The film is about a being, let’s call it ‘It’ for now, that follows our protagonist without prejudice or reluctance. This is precluded by her having sex with a random boy. After having sex it’s explained to her that the only way for ‘It’ to stop following her is for her to have sex with another person and pass’It’ along.
With that simple pretense the film spring boards itself into true dread when the ridiculousness of it’s premise becomes a real threat. We see this being following out protagonist and we’re afraid because more than anything else we don’t understand this force. It’s beyond us, everytime we try to apply our worldly logic to it, ‘It’ finds a way to defy it and continue down it’s simplistic forceful path on to our protagonist. This leaves us with the decision of whether to accept our fate, continue to try and figure out how to better ‘It’ or… pass ‘It’ along.

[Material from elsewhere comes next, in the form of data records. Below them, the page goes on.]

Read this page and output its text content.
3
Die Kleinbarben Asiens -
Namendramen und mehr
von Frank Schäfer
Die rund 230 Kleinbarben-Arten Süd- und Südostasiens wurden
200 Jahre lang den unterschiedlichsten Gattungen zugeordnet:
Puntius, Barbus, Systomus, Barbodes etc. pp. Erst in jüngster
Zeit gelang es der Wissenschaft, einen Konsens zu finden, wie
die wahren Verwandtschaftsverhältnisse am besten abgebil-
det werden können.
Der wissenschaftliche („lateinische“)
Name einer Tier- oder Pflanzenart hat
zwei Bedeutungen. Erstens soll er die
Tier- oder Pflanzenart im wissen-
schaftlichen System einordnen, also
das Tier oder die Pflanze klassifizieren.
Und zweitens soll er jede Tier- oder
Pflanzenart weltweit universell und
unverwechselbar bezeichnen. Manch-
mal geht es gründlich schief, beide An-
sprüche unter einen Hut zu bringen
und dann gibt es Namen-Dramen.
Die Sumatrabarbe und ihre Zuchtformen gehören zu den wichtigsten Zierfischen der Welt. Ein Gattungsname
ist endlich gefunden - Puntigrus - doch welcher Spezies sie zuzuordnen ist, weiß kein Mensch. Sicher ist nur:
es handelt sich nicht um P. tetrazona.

While I don’t want to apply too much thought into the comparable nature of this force and the nasty repercussions of sexual intercourse, STDs, etc.. I do feel that this movie wants us to think of these things while we watch our protagonist run in fear of our demon. It was sex that caused it. It is sex that passes it forward and makes it someone else’s problem and we hope it doesn’t come back to bite at us again. At the same time the film never discusses an alternative. We never make sex into a bad thing, it’s really bad and good. After the first round it’s bad because it gave her this demon, and it ends up being what relieves her of the demon at the same time later. At that point it becomes a heroic act, the act of sex. The only descriptor that would make the first and the last act of intercourse any different is the first felt like sex while the last felt like love. But that may be me placing more thoughts into a scene that really didn’t distinctly discuss it.
More to the point it made sex scary and exciting. It made it a curse and a blessing. This movie made being left at the curb after being drugged (and having consensual sex) possibly the least bad thing about it and that’s a miracle.